Baidu loses another AI expert, a setback in its accelerated push in the technology
The Baidu Deep Learning Institute chief’s departure comes as the company’s fourth quarter earnings forecast misses analysts’ estimates
Baidu, the operator of China’s dominant online search engine, has lost another top-notch artificial intelligence (AI) expert, the latest blow to the company’s effort in making the technology the centrepiece of its business revival plan.
Lin Yuanqing, former head of Baidu’s Institute of Deep Learning, whose research focus includes image recognition and human-computer interaction, has confirmed to the mainland media that he had resigned from Baidu in September and will set up his own AI business to “create big value” for traditional industries.
Lin was unreachable for comment on Friday afternoon. Baidu declined to comment, but numerous sources close to the matter have confirmed of Lin’s departure from the company.
Lin’s resignation is the latest high-level AI scientist to leave the Beijing-based technology company, which is betting huge on AI to turn around its business that was hit by a regulatory scandal in 2016.
The company, listed on Nasdaq, predicted on Friday that its sales will reach between 22.23 billion yuan (US$3.34 billion) to 23.41 billion yuan in the December quarter, falling short of the projected 24.8 billion yuan. Baidu executives had warned investors not to expect near-term gains from its Apollo autonomous car platform or voice assistant DuerOS, which required long-term investments.
“Baidu’s core search business is under threat by social media and e-commerce companies. Everyone in China internet has an AI focus, so Baidu does not really stand out,” said Kirk Boodry, an analyst with New Street Research.

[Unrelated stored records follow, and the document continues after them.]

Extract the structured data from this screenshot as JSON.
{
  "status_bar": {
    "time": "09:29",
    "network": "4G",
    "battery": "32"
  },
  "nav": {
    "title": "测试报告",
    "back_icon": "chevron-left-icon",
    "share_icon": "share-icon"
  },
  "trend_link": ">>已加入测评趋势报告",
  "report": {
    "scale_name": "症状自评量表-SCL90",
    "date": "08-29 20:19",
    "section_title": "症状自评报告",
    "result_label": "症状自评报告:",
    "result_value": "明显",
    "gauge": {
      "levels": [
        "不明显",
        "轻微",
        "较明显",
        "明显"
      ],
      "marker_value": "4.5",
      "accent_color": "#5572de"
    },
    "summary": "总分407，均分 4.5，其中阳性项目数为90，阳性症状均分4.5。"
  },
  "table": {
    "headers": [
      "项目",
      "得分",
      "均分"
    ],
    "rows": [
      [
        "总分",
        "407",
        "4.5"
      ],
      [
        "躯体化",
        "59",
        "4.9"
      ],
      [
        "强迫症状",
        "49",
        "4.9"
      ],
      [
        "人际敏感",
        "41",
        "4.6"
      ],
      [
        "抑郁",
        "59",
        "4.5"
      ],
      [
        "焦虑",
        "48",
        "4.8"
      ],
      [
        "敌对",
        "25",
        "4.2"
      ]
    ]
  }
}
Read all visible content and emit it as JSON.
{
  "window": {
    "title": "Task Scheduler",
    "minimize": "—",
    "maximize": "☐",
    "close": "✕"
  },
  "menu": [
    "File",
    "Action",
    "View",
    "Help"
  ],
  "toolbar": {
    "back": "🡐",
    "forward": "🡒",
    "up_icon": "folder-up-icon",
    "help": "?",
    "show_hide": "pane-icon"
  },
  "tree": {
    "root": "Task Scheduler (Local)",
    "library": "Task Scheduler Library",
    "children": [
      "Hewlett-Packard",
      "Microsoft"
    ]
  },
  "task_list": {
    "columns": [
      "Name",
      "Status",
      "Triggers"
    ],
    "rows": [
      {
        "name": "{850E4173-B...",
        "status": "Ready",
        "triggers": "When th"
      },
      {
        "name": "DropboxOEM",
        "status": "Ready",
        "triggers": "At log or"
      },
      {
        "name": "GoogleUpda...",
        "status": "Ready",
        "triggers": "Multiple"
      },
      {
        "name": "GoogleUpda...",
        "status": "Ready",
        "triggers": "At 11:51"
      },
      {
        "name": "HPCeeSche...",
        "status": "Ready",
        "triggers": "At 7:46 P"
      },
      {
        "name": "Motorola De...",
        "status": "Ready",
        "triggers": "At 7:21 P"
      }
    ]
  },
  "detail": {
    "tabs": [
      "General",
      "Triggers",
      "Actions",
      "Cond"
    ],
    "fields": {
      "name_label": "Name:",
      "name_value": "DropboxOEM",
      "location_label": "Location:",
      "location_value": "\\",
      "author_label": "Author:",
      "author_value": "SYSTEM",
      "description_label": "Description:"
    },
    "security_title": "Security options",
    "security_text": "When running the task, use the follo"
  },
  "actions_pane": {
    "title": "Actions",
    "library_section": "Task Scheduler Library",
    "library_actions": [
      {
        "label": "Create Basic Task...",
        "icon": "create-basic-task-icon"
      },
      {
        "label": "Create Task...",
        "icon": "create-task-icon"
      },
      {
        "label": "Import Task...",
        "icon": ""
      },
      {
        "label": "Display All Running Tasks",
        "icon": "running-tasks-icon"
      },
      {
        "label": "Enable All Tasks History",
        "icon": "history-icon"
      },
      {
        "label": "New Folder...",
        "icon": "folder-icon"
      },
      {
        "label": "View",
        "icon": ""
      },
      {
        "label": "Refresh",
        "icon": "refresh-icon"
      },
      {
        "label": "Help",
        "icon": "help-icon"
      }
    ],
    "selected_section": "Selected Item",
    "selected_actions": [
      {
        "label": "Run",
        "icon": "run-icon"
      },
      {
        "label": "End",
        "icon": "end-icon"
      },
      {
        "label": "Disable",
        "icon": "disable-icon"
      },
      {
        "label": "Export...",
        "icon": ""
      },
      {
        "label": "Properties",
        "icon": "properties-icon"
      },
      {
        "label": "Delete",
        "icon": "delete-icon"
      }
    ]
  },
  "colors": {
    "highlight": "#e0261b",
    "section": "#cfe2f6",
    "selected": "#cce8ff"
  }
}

“AI is not a business model in itself. Baidu does appear to be a likely leader in autonomous driving but that will not be monetised before 2020 and it is not yet clear how that will be done,” said Boodry, whose company has a “neutral” recommendation on Baidu.
To top that, analysts said Baidu faced a major challenge in retaining talent at home and abroad.
“There are huge opportunities in starting up in artificial intelligence, especially in China,” said Dickie Ke, a Hong Kong-based entrepreneur and former executive with Microsoft and Nokia.
China’s push to develop AI underlines a national strategy with a three-step road map to transform the country into a global AI leader and industry worth 1 trillion yuan by 2030.
Ke believes that given the central government’s support for AI, Chinese technology companies are likely to invest more resources into hiring the best talent.
“Baidu, Alibaba, Tencent and the likes are still hiring good talents from around the world. Both Tencent and Alibaba have set up their research centres in Seattle to be close to their competitors Amazon and Microsoft and to attract talents, while Baidu has set up a lab in Silicon Valley just like Google and Tesla,” Ke said.
In March, Baidu lost its chief scientist Andrew Ng, who left the company to set up his own AI firm. In September, Adam Coates, a well-known figure in the AI community, left his job as director of Baidu’s Silicon Valley AI Lab.
Baidu reported net income of 7.9 billion yuan for the three months that ended September, compared with the 3.88 billion yuan projected. Sales hit 23.5 billion yuan, matching analysts’ estimates.
But the worse-than-expected forecast for the December quarter has dragged down Baidu’s share price, which lost 10.33 per cent in after-hour trading on Thursday, after closing at $260.62 in New York.